La controversia también adquirió una dimensión política después de que el presidente estadounidense Donald Trump confirmara que llamó al presidente de la FIFA, Gianni Infantino, y pidió una revisión del caso. Según los informes de AP y Le Monde, Trump dijo que no consideraba que la entrada de Balogun fuera una falta, mientras que Infantino subrayó posteriormente que la Comisión Disciplinaria actúa de manera independiente y que la conversación no influyó en la decisión. La UEFA, según los mismos informes, criticó duramente el movimiento de la FIFA y advirtió que un precedente así socava la confianza en la aplicación igualitaria de las reglas. La federación belga de fútbol impugnó la disponibilidad de Balogun, pero la FIFA rechazó la protesta con el argumento de que Bélgica no había sido parte en el partido en el que se mostró la tarjeta roja.

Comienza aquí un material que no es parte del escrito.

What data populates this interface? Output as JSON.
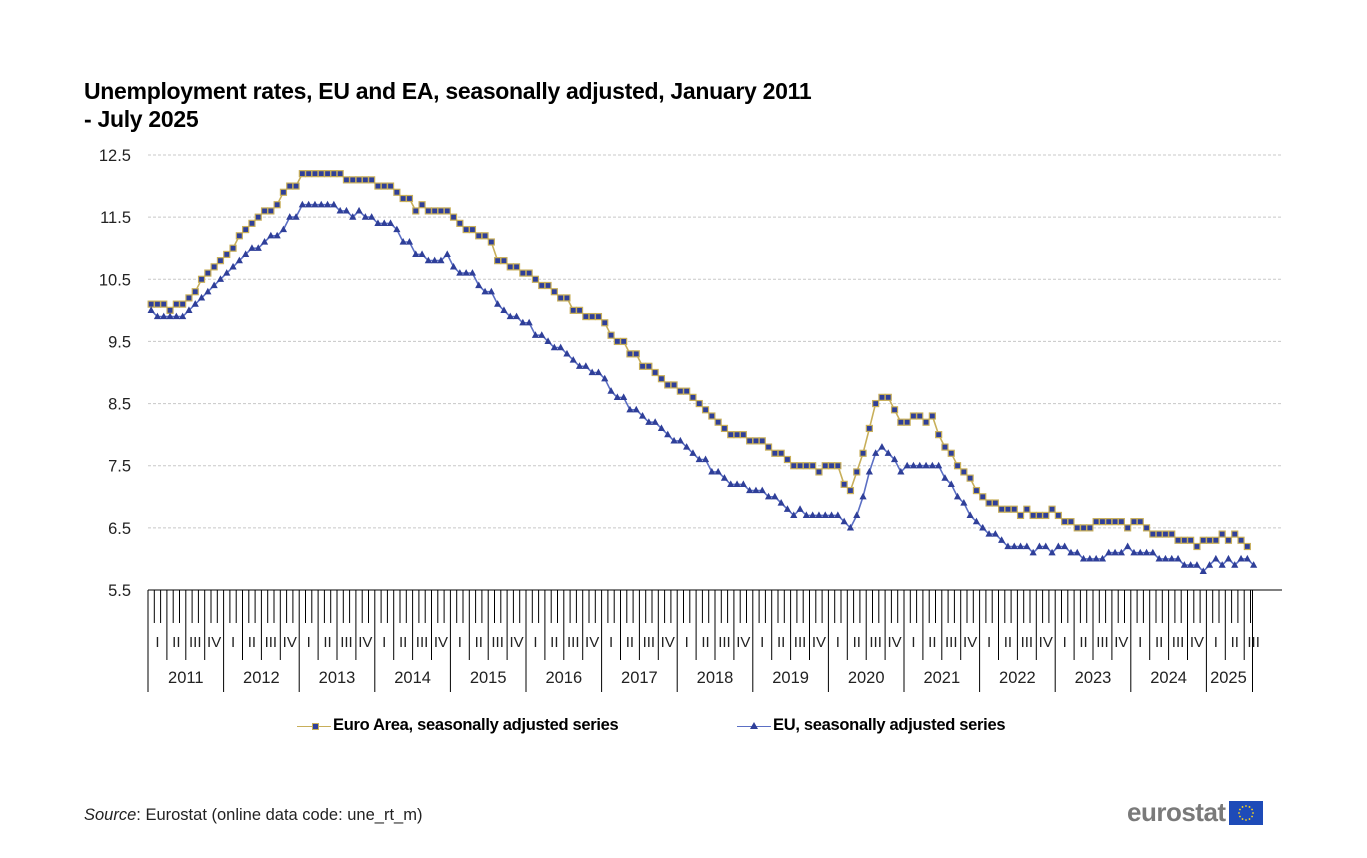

Por ello, el partido en Seattle se convirtió también en símbolo de un debate más amplio sobre la transparencia y la presión política en el fútbol internacional.
Pochettino criticó los ataques, pero se negó a buscar una excusa
Después del partido, Pochettino intentó separar la crítica al proceso de la responsabilidad de su equipo en el campo. Según el informe de The Straits Times, que se remite a materiales de agencias, dijo que estaba frustrado por las reacciones de una parte del público, especialmente por los mensajes y amenazas recibidos después de que, como seleccionador, utilizara a un jugador al que la FIFA había declarado disponible. Aun así, al mismo tiempo subrayó que la polémica no influyó en el rendimiento y que Estados Unidos no debe usarla como justificación. Según Flashscore, Pochettino dijo que el equipo no fue lo suficientemente bueno, que no se pareció al mismo conjunto de los partidos anteriores del torneo y que la derrota debe aceptarse sin buscar coartadas. Ese mensaje fue importante porque el caso disciplinario amenazaba con eclipsar por completo las razones futbolísticas de la derrota.
El seleccionador belga Rudi Garcia también restó importancia a la posibilidad de que el caso Balogun hubiera sido un factor motivacional decisivo. Según The Straits Times, Garcia dijo después del partido que para Bélgica lo más importante habían sido sus propios principios de juego: dominio, evitar la presión estadounidense y desplazar al equipo más arriba en el campo. Añadió que sus jugadores no necesitaron motivarse adicionalmente con la polémica, sino que se centraron en el plan y en las debilidades del rival. Garcia dijo además que Balogun habló con él después del partido y que le transmitió que el jugador no tiene culpa de las circunstancias que lo colocaron en el centro de la disputa. Ese detalle muestra que entre los participantes directos se intentó mantener la diferencia entre la crítica a las instituciones y la relación con el futbolista.
Para Pochettino, la parte más difícil de la noche fue el contraste entre la impresión anterior y la imagen final. Estados Unidos había mostrado en los partidos previos energía, juego directo y disposición para dar un salto mayor en el torneo, pero contra Bélgica no logró mantener el mismo nivel de organización. El seleccionador insistía en que el crecimiento del equipo es un proceso, y no un salto rectilíneo, pero el partido en Seattle mostró cuánto sigue siendo ese proceso sensible a los errores ante un rival técnica y tácticamente maduro. Bélgica tuvo suficiente calidad para castigar casi cada bajón de concentración, y Estados Unidos no logró responder con una secuencia de ocasiones que cambiara el ritmo. Por eso la valoración de Pochettino se redujo a un mensaje simple: el debate sobre Balogun fue real, pero la derrota es ante todo consecuencia de un mal partido.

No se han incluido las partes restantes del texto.